I felt nothing but envy.
Having slept in wet meadows,
I was not through desiring.
Imagine January and the beach,
a bleached sky, gulls. And
look seaward: what is not there
is there, isn’t it, the huge
bird of the first light
arched above first waters
beyond our touching or intention
or the reasonable shore.
Don’t know how long I’ve thought of my scribbles as messages in bottles. It’s hard to come to terms with what truly underlies a certain disappointment, a certain longing, but Hass has done an admirable job in this poem.
The first four lines situate our speaker in what looks like a broken relationship. “I’ve watched memory wound you. / I felt nothing but envy” reads like the all-too-personal drama which can’t be understood from outside the relationship, much less within it. There’s nothing but envy, the thought that someone is doing well without you while you can’t do without them. To a degree, watching them hurt is all that’s left of love. Hass adds a curious wrinkle to this portrait: “Having slept in wet meadows / I was not through desiring.” The speaker is homeless, rootless, lost in nature. But that indicates something is natural about his being soaked in desire, in what might seem initially his artificial and awful expectations.
Imperatives lead the way to the speaker’s realization. First, “imagine January and the beach, a bleached sky, gulls.” The scene is stark; winter does not necessarily herald the beginning of spring. Instead of growth or joy, the feeling is that of a drained sky populated by scavengers. Yet we also recognize a beauty in this scene. That brings about the second imperative: “And look seaward: what is not there is there, isn’t it, the huge bird of the first light arched above first waters…”

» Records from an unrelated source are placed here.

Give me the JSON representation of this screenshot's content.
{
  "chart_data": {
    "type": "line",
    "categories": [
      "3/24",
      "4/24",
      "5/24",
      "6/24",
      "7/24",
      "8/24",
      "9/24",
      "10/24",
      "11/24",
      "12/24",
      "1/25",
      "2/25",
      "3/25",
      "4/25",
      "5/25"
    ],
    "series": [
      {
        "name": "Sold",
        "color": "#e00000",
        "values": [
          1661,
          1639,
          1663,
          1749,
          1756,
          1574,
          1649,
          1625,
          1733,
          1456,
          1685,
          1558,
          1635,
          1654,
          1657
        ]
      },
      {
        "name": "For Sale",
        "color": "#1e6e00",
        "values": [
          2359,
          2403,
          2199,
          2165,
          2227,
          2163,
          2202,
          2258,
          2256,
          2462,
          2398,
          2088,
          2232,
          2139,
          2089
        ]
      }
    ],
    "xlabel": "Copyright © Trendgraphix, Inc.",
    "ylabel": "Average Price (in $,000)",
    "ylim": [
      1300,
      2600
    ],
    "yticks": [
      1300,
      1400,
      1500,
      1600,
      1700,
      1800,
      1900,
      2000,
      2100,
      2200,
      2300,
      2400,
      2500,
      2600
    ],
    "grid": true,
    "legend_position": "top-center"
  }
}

The two imperatives are really one. Going elsewhere and looking, trying to see beyond one’s own pain, is a matter of survival. It’s easy to romanticize the power of stepping forth in this small way. “The huge bird of the first light arched above first waters” vaguely recalls Creation, a world born from divine love. We might be tempted to say the speaker has realized his place in the cosmos and is humbled. It’s not quite that simple, though. He knows himself to be resentful, but the outstanding question is why he was petty and angry in the first place.
Love means something can be lost. It means there are things at stake, that things may not work out. It means there are expectations and longings, and there always have been expectations and longings. “What is not there is there, isn’t it” is the speaker talking to his particular audience, trying to show her what he sees. I don’t think he’s doing this for the sake of attempting to repair a broken relationship. It didn’t work out not because “it wasn’t meant to be,” but precisely because it could have been. Our seemingly petty pains come from a very real sense of loss, from our attempting to create a better world for ourselves and others.
Thus a gull in the early morning, when the water is calm, appears momentous. We hurt and try and create for difficult reasons. We let go because difficulties can become insurmountable. To let go doesn’t always have to be angry, obsessed with the justice of one’s cause. When you realize we’re each trying to create something for ourselves, the world is a blank slate with something bittersweet and hopeful about it. A desire flies away, beyond touch, beyond any specific intent, beyond our reason but glimpsed by our reason, to be possibly understood later.